Rimbaud se evade situado indiferentemente en su edad de oro en el pasado y en el futuro. Él no se establece. Él no hace surgir otro tiempo sobre el modo de la nostalgia o el del deseo, que por abatirlo tempranamente y recaer en el presente, ese dar en el blanco siempre hambriento de proyectiles, ese puerto natural de todas las partidas. Pero del aquí al más allá, la  exasperación es extraordinaria. Rimbaud nos ha producido la relación. En el movimiento de una dialéctica ultra rápida, pero tan perfecta como él no engendra un alocamiento, pero sí una ventisca ajustada y precisa que lleva todo con ella, insertando en el devenir su carga de tiempo puro, él nos entrena, él nos somete, consintiéndolo.

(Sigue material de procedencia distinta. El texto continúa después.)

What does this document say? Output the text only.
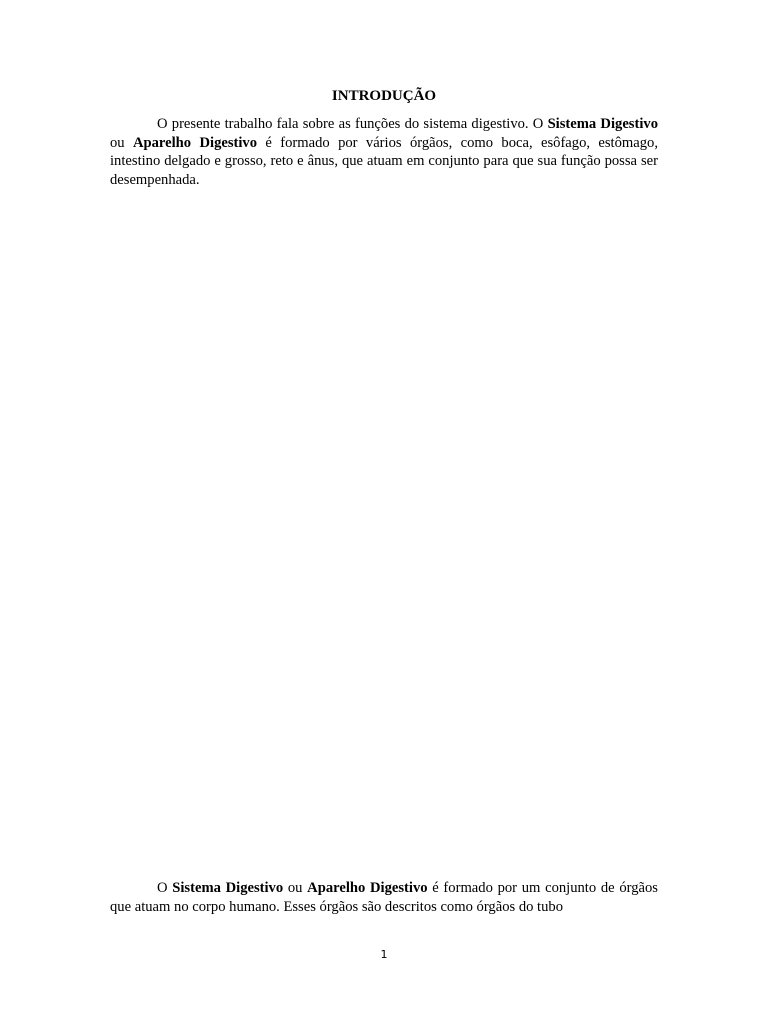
INTRODUÇÃO

O presente trabalho fala sobre as funções do sistema digestivo. O Sistema Digestivo ou Aparelho Digestivo é formado por vários órgãos, como boca, esôfago, estômago, intestino delgado e grosso, reto e ânus, que atuam em conjunto para que sua função possa ser desempenhada.

O Sistema Digestivo ou Aparelho Digestivo é formado por um conjunto de órgãos que atuam no corpo humano. Esses órgãos são descritos como órgãos do tubo

1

Para Rimbaud, la dicción precede de un adiós la contradicción. Su descubrimiento, su fecha incendiaria es la rapidez. La alcurnia de su palabra, su alargamiento desposado y cubierto de una superficie que el verbo hasta él no había jamás esperado ni ocupado. En poesía no se habita más que el lugar del que se ha partido, no se ha creado más que la obra en la que uno se desliga, no se obtiene la duración más que destruyendo el tiempo. Pero todo lo que se obtiene por ruptura, desligamiento y negación, no se obtiene que por los otros. La prisión se cierra tan rápido sobre el fugitivo. El que da libertad no es libre sino en los otros. El poeta no se regocija sino en la libertad de los otros.



Al interior de un poema de Rimbaud, cada estrofa, cada verso, vive de una vida poética autónoma. En el poema Genio él se describe como en ningún otro poema. Nos da el permiso, en efecto, que el concluye. Como  Nietzsche, como Lautréamont, después de haber exigido todo de nosotros, él nos pide de  “reenviarlo”. Última y esencial exigencia, ¿él que no se satisfizo de nada?, ¿cómo podremos nosotros satisfacernos de él? Su marcha no conoce sino un término: la muerte, que no es un gran asunto de este lado. Ella lo recibirá después de sufrimientos psíquicos tan increíbles como las iluminaciones de su adolescencia. ¿Pero su madre no lo había dado a conocer al mundo en un lugar de nacimiento impertinente rodeado de vigías parecidos a serpientes ávidas de calor?  Estaban tan bien guarecidos de él que lo acompañaron hasta el fin, no dejándolo que sobre el piso de su sepultura.